The below implementation of the heat-equation,
reallocates out_grid
, a large 2 dimensional (500x500) list
each time update()
is called which progresses the
model.
PYTHON
import time
grid_shape = (512, 512)
def update(grid, a_dt):
x_max, y_max = grid_shape
out_grid = [[0.0 for x in range(y_max)] * y_max for x in range(x_max)]
for i in range(x_max):
for j in range(y_max):
out_xx = grid[(i-1)%x_max][j] - 2 * grid[i][j] + grid[(i+1)%x_max][j]
out_yy = grid[i][(j-1)%y_max] - 2 * grid[i][j] + grid[i][(j+1)%y_max]
out_grid[i][j] = grid[i][j] + (out_xx + out_yy) * a_dt
return out_grid
def heat_equation(steps):
x_max, y_max = grid_shape
grid = [[0.0] * y_max for x in range(x_max)]
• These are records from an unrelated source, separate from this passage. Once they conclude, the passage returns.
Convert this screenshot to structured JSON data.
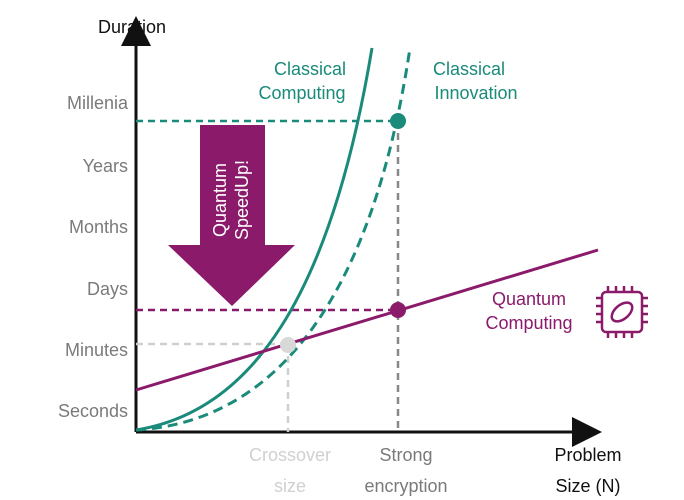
{
  "axis": {
    "y_title": "Duration",
    "y_labels": [
      "Millenia",
      "Years",
      "Months",
      "Days",
      "Minutes",
      "Seconds"
    ],
    "x_title": [
      "Problem",
      "Size (N)"
    ]
  },
  "curves": {
    "classical_computing": [
      "Classical",
      "Computing"
    ],
    "classical_innovation": [
      "Classical",
      "Innovation"
    ],
    "quantum_computing": [
      "Quantum",
      "Computing"
    ]
  },
  "speedup_arrow": [
    "Quantum",
    "SpeedUp!"
  ],
  "x_labels": {
    "crossover": [
      "Crossover",
      "size"
    ],
    "strong_encryption": [
      "Strong",
      "encryption"
    ]
  }
}
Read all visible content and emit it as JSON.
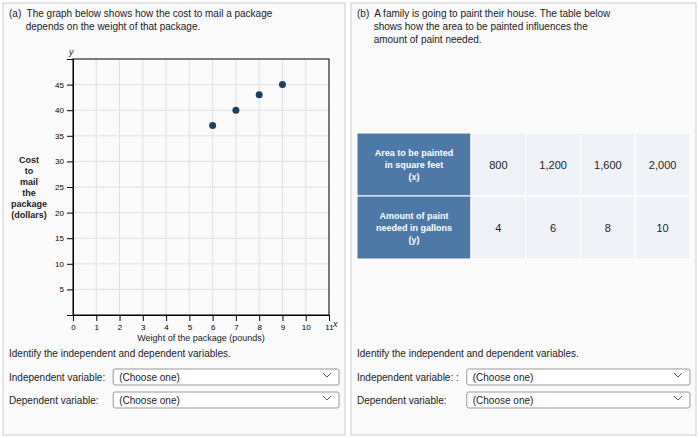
{
  "chart_data": [
    {
      "type": "scatter",
      "title": "(a)  The graph below shows how the cost to mail a package\n      depends on the weight of that package.",
      "xlabel": "Weight of the package (pounds)",
      "ylabel": "Cost\nto\nmail\nthe\npackage\n(dollars)",
      "x": [
        6,
        7,
        8,
        9
      ],
      "values": [
        37,
        40,
        43,
        45
      ],
      "color": "#1e4060",
      "xlim": [
        0,
        11
      ],
      "ylim": [
        0,
        50
      ],
      "xticks": [
        0,
        1,
        2,
        3,
        4,
        5,
        6,
        7,
        8,
        9,
        10,
        11
      ],
      "yticks": [
        5,
        10,
        15,
        20,
        25,
        30,
        35,
        40,
        45
      ],
      "grid": true,
      "annotations": [
        "y",
        "x",
        "Identify the independent and dependent variables.",
        "Independent variable:",
        "Dependent variable:",
        "(Choose one)"
      ]
    },
    {
      "type": "table",
      "title": "(b)  A family is going to paint their house. The table below\n      shows how the area to be painted influences the\n      amount of paint needed.",
      "series": [
        {
          "name": "Area to be painted\nin square feet\n(x)",
          "values": [
            800,
            1200,
            1600,
            2000
          ],
          "value_labels": [
            "800",
            "1,200",
            "1,600",
            "2,000"
          ]
        },
        {
          "name": "Amount of paint\nneeded in gallons\n(y)",
          "values": [
            4,
            6,
            8,
            10
          ]
        }
      ],
      "data_labels": true,
      "annotations": [
        "Identify the independent and dependent variables.",
        "Independent variable: :",
        "Dependent variable:",
        "(Choose one)"
      ]
    }
  ]
}
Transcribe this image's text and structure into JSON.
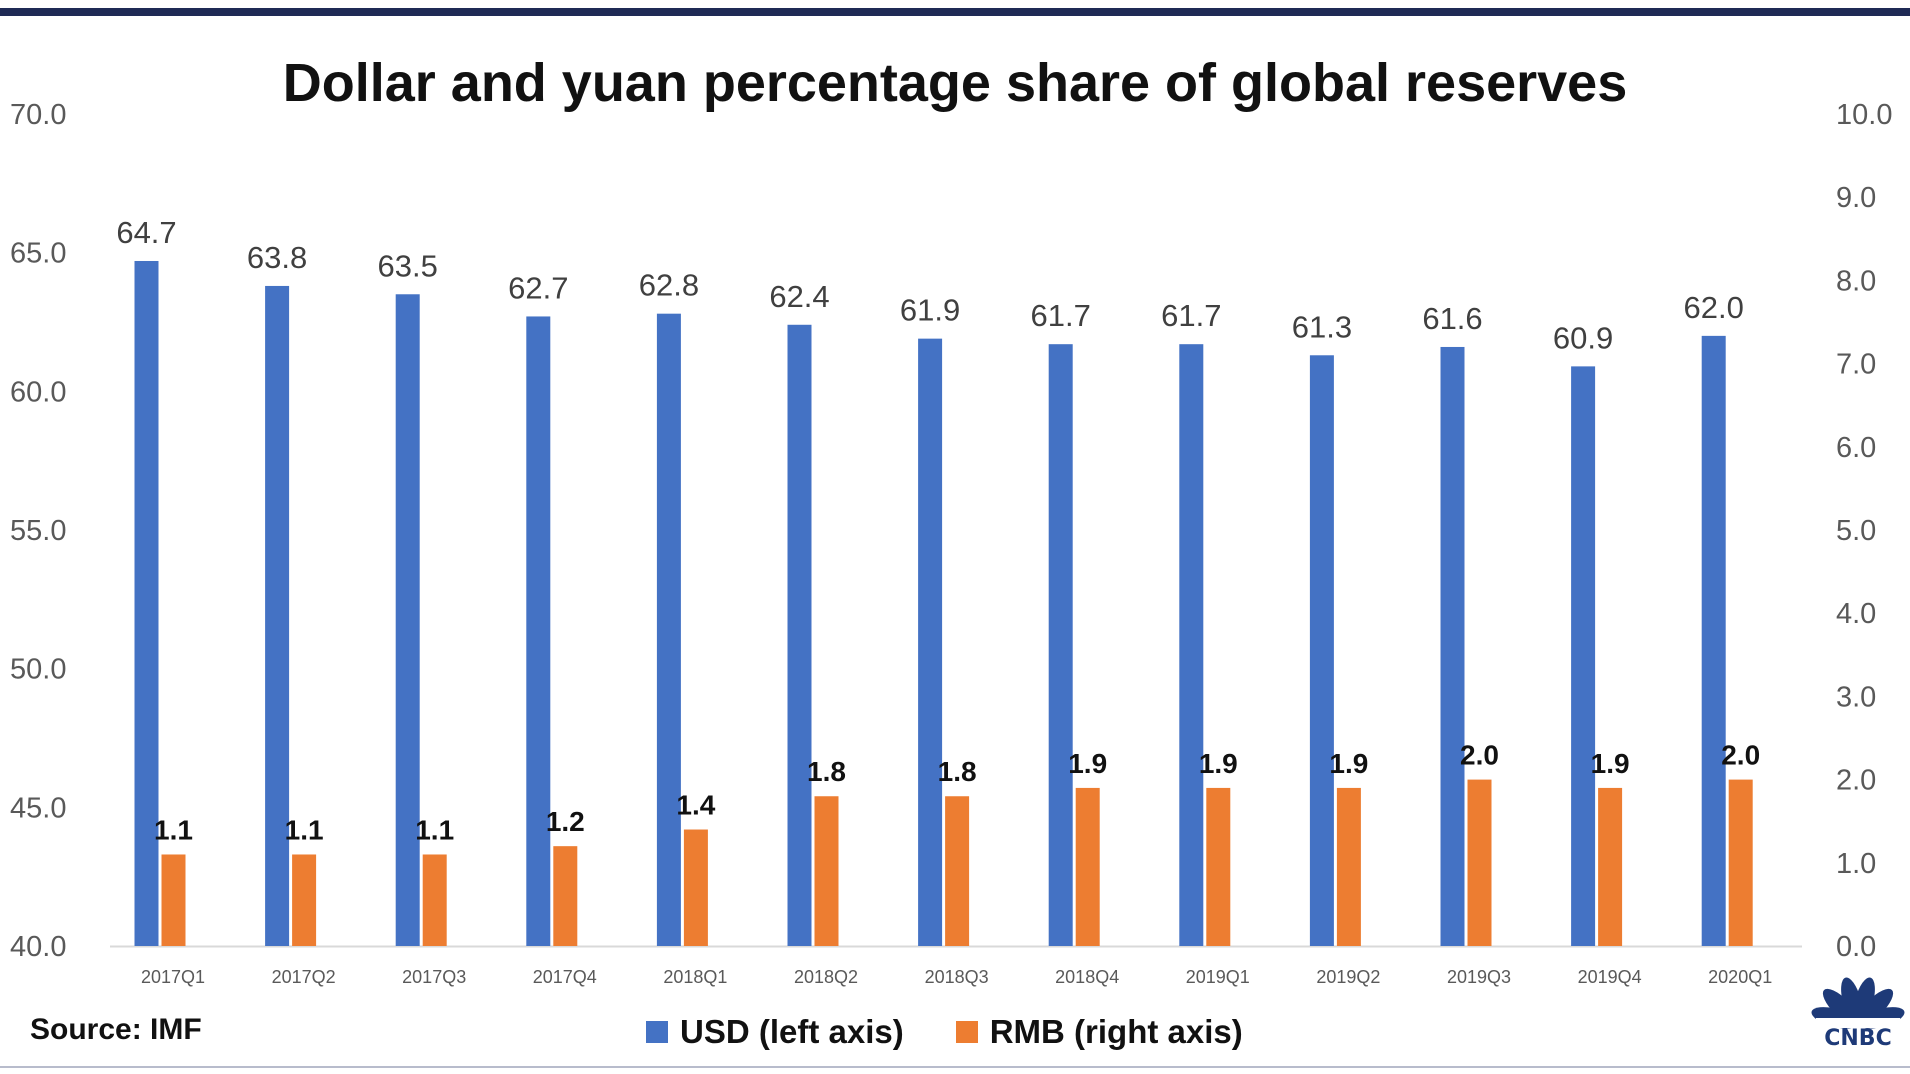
{
  "colors": {
    "usd": "#4472c4",
    "rmb": "#ed7d31",
    "frame": "#1f2a55",
    "logo": "#1e3a78"
  },
  "chart_data": {
    "type": "bar",
    "title": "Dollar and yuan percentage share of global reserves",
    "categories": [
      "2017Q1",
      "2017Q2",
      "2017Q3",
      "2017Q4",
      "2018Q1",
      "2018Q2",
      "2018Q3",
      "2018Q4",
      "2019Q1",
      "2019Q2",
      "2019Q3",
      "2019Q4",
      "2020Q1"
    ],
    "series": [
      {
        "name": "USD (left axis)",
        "axis": "left",
        "values": [
          64.7,
          63.8,
          63.5,
          62.7,
          62.8,
          62.4,
          61.9,
          61.7,
          61.7,
          61.3,
          61.6,
          60.9,
          62.0
        ],
        "labels": [
          "64.7",
          "63.8",
          "63.5",
          "62.7",
          "62.8",
          "62.4",
          "61.9",
          "61.7",
          "61.7",
          "61.3",
          "61.6",
          "60.9",
          "62.0"
        ]
      },
      {
        "name": "RMB (right axis)",
        "axis": "right",
        "values": [
          1.1,
          1.1,
          1.1,
          1.2,
          1.4,
          1.8,
          1.8,
          1.9,
          1.9,
          1.9,
          2.0,
          1.9,
          2.0
        ],
        "labels": [
          "1.1",
          "1.1",
          "1.1",
          "1.2",
          "1.4",
          "1.8",
          "1.8",
          "1.9",
          "1.9",
          "1.9",
          "2.0",
          "1.9",
          "2.0"
        ]
      }
    ],
    "left_axis": {
      "ylim": [
        40,
        70
      ],
      "ticks": [
        40,
        45,
        50,
        55,
        60,
        65,
        70
      ],
      "tick_labels": [
        "40.0",
        "45.0",
        "50.0",
        "55.0",
        "60.0",
        "65.0",
        "70.0"
      ]
    },
    "right_axis": {
      "ylim": [
        0,
        10
      ],
      "ticks": [
        0,
        1,
        2,
        3,
        4,
        5,
        6,
        7,
        8,
        9,
        10
      ],
      "tick_labels": [
        "0.0",
        "1.0",
        "2.0",
        "3.0",
        "4.0",
        "5.0",
        "6.0",
        "7.0",
        "8.0",
        "9.0",
        "10.0"
      ]
    },
    "grid": false,
    "legend_position": "bottom-center"
  },
  "footer": {
    "source": "Source: IMF",
    "logo_text": "CNBC"
  },
  "legend": {
    "usd_label": "USD (left axis)",
    "rmb_label": "RMB (right axis)"
  }
}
# Init central point to diffuse
grid[int(x_max/2)][int(y_max/2)] = 1.0
# Run steps
for i in range(steps):
grid = update(grid, 0.1)
heat_equation(100)
Line profiling demonstrates that function takes up over 55 seconds of
the total runtime, with the cost of allocating the temporary
out_grid
list to be 39.3% of the total runtime of that
function!
OUTPUT
Total time: 55.4675 s
File: heat_equation.py
Function: update at line 4
Line # Hits Time Per Hit % Time Line Contents
==============================================================
3 @profile
4 def update(grid, a_dt):
5 100 127.7 1.3 0.0 x_max, y_max = grid_shape
6 100 21822304.9 218223.0 39.3 out_grid = [[0.0 for x in range(y_max)] * y_max for x in range(x_m…
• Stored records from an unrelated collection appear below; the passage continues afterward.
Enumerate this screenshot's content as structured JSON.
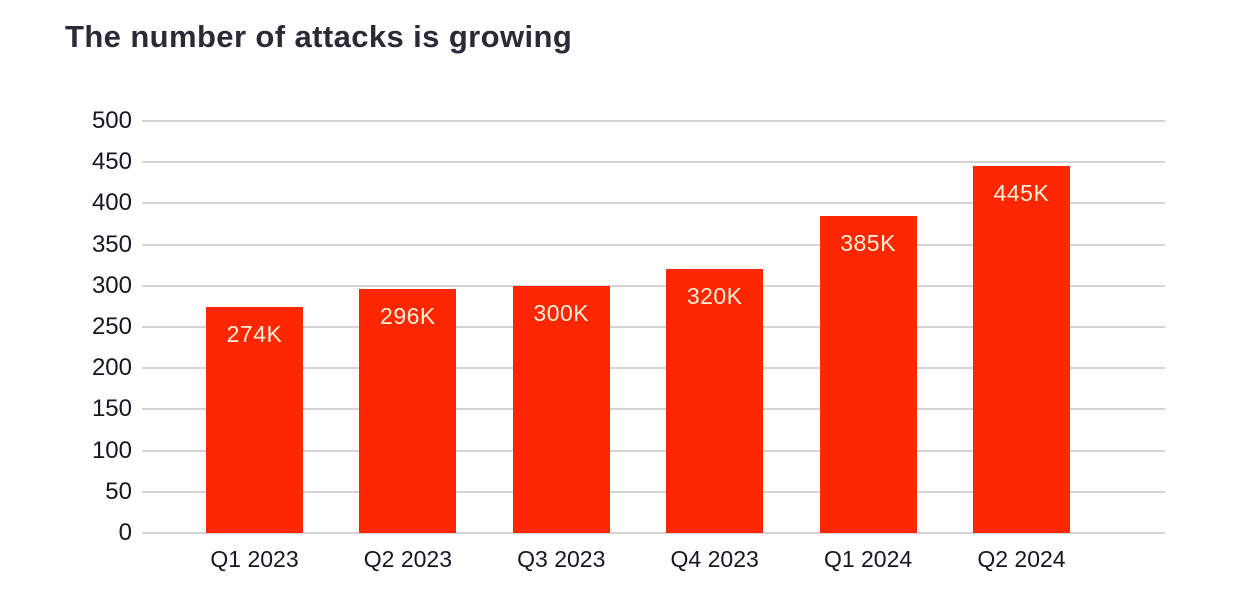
{
  "page": {
    "title": "The number of attacks is growing"
  },
  "chart_data": {
    "type": "bar",
    "title": "The number of attacks is growing",
    "categories": [
      "Q1 2023",
      "Q2 2023",
      "Q3 2023",
      "Q4 2023",
      "Q1 2024",
      "Q2 2024"
    ],
    "values": [
      274,
      296,
      300,
      320,
      385,
      445
    ],
    "bar_labels": [
      "274K",
      "296K",
      "300K",
      "320K",
      "385K",
      "445K"
    ],
    "xlabel": "",
    "ylabel": "",
    "ylim": [
      0,
      500
    ],
    "yticks": [
      0,
      50,
      100,
      150,
      200,
      250,
      300,
      350,
      400,
      450,
      500
    ],
    "grid": "horizontal",
    "legend": "none",
    "colors": {
      "bar": "#FF2600",
      "bar_label": "#FCF1D9",
      "title": "#2B2A37",
      "axis_text": "#17161F",
      "gridline": "#D4D4D8",
      "background": "#FFFFFF"
    }
  }
}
7 51300 7741.9 0.2 0.0 for i in range(x_max):
8 26265600 3632718.1 0.1 6.5 for j in range(y_max):
9 26214400 11207717.9 0.4 20.2 out_xx = grid[(i-1)%x_max][j] - 2 * grid[i][j] + grid[(i+1…
10 26214400 11163116.5 0.4 20.1 out_yy = grid[i][(j-1)%y_max] - 2 * grid[i][j] + grid[i][(…
11 26214400 7633720.1 0.3 13.8 out_grid[i][j] = grid[i][j] + (out_xx + out_yy) * a_dt
12 100 27.8 0.3 0.0 return out_grid
If instead out_grid
is double buffered, such that two
buffers are allocated outside the function, which are swapped after each
call to update().
PYTHON
import time
grid_shape = (512, 512)
def update(grid, a_dt, out_grid):
x_max, y_max = grid_shape
for i in range(x_max):
for j in range(y_max):
out_xx = grid[(i-1)%x_max][j] - 2 * grid[i][j] + grid[(i+1)%x_max][j]
out_yy = grid[i][(j-1)%y_max] - 2 * grid[i][j] + grid[i][(j+1)%y_max]
out_grid[i][j] = grid[i][j] + (out_xx + out_yy) * a_dt
def heat_equation(steps):
x_max, y_max = grid_shape
grid = [[0.0 for x in range(y_max)] for x in range(x_max)]
out_grid = [[0.0 for x in range(y_max)] for x in range(x_max)] # Allocate a second buffer once
# Init central point to diffuse
grid[int(x_max/2)][int(y_max/2)] = 1.0
# Run steps
for i in range(steps):
update(grid, 0.1, out_grid) # Pass the output buffer
grid, out_grid = out_grid, grid # Swap buffers
heat_equation(100)
The total time reduces to 34 seconds, reducing the runtime by 39% inline with the removed allocation.
OUTPUT
Total time: 34.0597 s
File: heat_equation.py
Function: update at line 3
Line # Hits Time Per Hit % Time Line Contents
==============================================================
3 @profile
4 def update(grid, a_dt, out_grid):
5 100 43.5 0.4 0.0 x_max, y_max = grid_shape
6 51300 7965.8 0.2 0.0 for i in range(x_max):
7 26265600 3569519.4 0.1 10.5 for j in range(y_max):
8 26214400 11291491.6 0.4 33.2 out_xx = grid[(i-1)%x_max][j] - 2 * grid[i][j] + grid[(i+1…
9 26214400 11409533.7 0.4 33.5 out_yy = grid[i][(j-1)%y_max] - 2 * grid[i][j] + grid[i][(…
10 26214400 7781156.4 0.3 22.8 out_grid[i][j] = grid[i][j] + (out_xx + out_yy) * a_dt
Key Points
- Sequential accesses to memory (RAM or disk) will be faster than
random or scattered accesses.
- This is not always natively possible in Python without the use of packages such as NumPy and Pandas
- One large file is preferable to many small files.
- Memory allocation is not free, avoiding destroying and recreating objects can improve performance.